Date: Mon, 21 Mar 2016 16:36:37 +0100
From: Michal Hocko <mhocko@kernel.org>
To: Ebru Akagunduz <ebru.akagunduz@gmail.com>
Cc: linux-mm@kvack.org, hughd@google.com, riel@redhat.com,
        akpm@linux-foundation.org, kirill.shutemov@linux.intel.com,
        n-horiguchi@ah.jp.nec.com, aarcange@redhat.com, iamjoonsoo.kim@lge.com,
        gorcunov@openvz.org, linux-kernel@vger.kernel.org, mgorman@suse.de,
        rientjes@google.com, vbabka@suse.cz, aneesh.kumar@linux.vnet.ibm.com,
        hannes@cmpxchg.org, boaz@plexistor.com
Subject: Re: [PATCH v4 2/2] mm, thp: avoid unnecessary swapin in khugepaged
Message-ID: <20160321153637.GE21248@dhcp22.suse.cz>
References: <1458497259-12753-1-git-send-email-ebru.akagunduz@gmail.com>
 <1458497259-12753-3-git-send-email-ebru.akagunduz@gmail.com>
MIME-Version: 1.0
Content-Type: text/plain; charset=us-ascii
Content-Disposition: inline
In-Reply-To: <1458497259-12753-3-git-send-email-ebru.akagunduz@gmail.com>
User-Agent: Mutt/1.5.24 (2015-08-30)
Sender: linux-kernel-owner@vger.kernel.org
Content-Length: 4912
Lines: 114

[I am sorry I haven't responded sooner but I was busy with other stuff]
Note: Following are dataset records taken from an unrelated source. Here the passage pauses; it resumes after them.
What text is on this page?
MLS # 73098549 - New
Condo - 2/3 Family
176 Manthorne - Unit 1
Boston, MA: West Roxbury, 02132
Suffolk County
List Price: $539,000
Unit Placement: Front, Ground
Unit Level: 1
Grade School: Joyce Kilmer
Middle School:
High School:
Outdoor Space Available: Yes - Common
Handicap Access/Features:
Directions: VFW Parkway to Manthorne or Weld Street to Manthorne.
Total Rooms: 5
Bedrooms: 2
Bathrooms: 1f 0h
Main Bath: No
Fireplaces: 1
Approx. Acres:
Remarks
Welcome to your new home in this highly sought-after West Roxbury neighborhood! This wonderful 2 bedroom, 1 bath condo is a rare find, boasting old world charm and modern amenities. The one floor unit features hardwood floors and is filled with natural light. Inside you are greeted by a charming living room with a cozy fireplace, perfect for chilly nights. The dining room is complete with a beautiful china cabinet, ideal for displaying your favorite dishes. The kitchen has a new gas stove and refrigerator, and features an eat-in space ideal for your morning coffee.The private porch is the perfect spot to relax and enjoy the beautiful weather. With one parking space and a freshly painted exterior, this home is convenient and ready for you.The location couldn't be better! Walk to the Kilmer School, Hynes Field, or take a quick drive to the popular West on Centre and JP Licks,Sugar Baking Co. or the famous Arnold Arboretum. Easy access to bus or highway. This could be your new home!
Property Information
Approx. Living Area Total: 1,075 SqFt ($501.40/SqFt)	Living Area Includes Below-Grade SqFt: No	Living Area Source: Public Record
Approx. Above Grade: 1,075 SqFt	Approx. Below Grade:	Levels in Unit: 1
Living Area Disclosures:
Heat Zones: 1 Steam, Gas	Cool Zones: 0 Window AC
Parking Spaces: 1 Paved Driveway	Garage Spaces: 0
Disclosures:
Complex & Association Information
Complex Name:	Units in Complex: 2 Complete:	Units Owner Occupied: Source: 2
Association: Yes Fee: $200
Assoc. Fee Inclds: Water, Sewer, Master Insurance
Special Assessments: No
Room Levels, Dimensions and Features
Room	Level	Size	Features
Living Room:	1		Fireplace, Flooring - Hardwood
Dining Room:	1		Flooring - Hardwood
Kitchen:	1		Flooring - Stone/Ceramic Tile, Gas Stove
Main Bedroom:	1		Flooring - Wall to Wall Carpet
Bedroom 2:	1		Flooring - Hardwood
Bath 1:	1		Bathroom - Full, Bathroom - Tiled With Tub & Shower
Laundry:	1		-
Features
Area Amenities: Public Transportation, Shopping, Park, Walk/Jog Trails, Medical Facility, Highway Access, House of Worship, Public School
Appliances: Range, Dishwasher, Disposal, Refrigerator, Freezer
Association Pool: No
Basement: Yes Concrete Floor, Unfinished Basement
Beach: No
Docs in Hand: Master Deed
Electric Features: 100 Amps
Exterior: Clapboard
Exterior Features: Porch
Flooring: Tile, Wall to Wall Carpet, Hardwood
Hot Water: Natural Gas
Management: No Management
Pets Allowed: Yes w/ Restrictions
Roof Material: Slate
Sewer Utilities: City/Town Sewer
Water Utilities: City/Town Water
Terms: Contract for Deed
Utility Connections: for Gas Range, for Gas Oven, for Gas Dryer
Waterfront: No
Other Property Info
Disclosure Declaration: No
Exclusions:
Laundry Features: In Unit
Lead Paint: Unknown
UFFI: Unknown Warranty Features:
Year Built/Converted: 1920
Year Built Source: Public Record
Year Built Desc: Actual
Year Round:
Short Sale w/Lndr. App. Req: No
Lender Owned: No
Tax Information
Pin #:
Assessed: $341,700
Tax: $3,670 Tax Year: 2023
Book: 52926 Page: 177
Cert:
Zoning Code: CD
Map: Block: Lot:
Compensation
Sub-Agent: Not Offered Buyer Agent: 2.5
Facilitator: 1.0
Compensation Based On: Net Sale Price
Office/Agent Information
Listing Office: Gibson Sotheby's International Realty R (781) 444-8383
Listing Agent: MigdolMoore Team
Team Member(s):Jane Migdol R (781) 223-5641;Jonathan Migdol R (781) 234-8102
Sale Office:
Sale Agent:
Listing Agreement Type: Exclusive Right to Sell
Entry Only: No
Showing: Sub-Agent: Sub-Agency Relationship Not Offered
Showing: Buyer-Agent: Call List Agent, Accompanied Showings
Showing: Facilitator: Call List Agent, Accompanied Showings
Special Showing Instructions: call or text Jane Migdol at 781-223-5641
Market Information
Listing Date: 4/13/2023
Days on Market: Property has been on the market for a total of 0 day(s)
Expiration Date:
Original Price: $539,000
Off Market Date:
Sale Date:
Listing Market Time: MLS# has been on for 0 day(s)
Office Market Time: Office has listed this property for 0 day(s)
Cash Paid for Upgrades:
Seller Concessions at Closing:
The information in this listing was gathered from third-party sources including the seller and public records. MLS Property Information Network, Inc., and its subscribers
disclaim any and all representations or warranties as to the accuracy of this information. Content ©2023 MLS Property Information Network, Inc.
On Sun 20-03-16 20:07:39, Ebru Akagunduz wrote:
> Currently khugepaged makes swapin readahead to improve
> THP collapse rate. This patch checks vm statistics
> to avoid workload of swapin, if unnecessary. So that
> when system under pressure, khugepaged won't consume
> resources to swapin.

OK, so you want to disable the optimization when under the memory
pressure. That sounds like a good idea in general.
 
> The patch was tested with a test program that allocates
> 800MB of memory, writes to it, and then sleeps. The system
> was forced to swap out all. Afterwards, the test program
> touches the area by writing, it skips a page in each
> 20 pages of the area. When waiting to swapin readahead
> left part of the test, the memory forced to be busy
> doing page reclaim. There was enough free memory during
> test, khugepaged did not swapin readahead due to business.
> 
> Test results:
> 
>                         After swapped out
> -------------------------------------------------------------------
>               | Anonymous | AnonHugePages | Swap      | Fraction  |
> -------------------------------------------------------------------
> With patch    | 217888 kB |  217088 kB    | 582112 kB |    %99    |
> -------------------------------------------------------------------
> Without patch | 351308 kB | 350208 kB     | 448692 kB |    %99    |
> -------------------------------------------------------------------
> 
>                         After swapped in (waiting 10 minutes)
> -------------------------------------------------------------------
>               | Anonymous | AnonHugePages | Swap      | Fraction  |
> -------------------------------------------------------------------
> With patch    | 604440 kB | 348160 kB     | 195560 kB |    %57    |
> -------------------------------------------------------------------
> Without patch | 586816 kB | 464896 kB     | 213184 kB |    %79    |
> -------------------------------------------------------------------

I am not really sure I understand these results. The system indeed
swapped in much less but how come the Fraction is much higher when
__collapse_huge_page_swapin was called less?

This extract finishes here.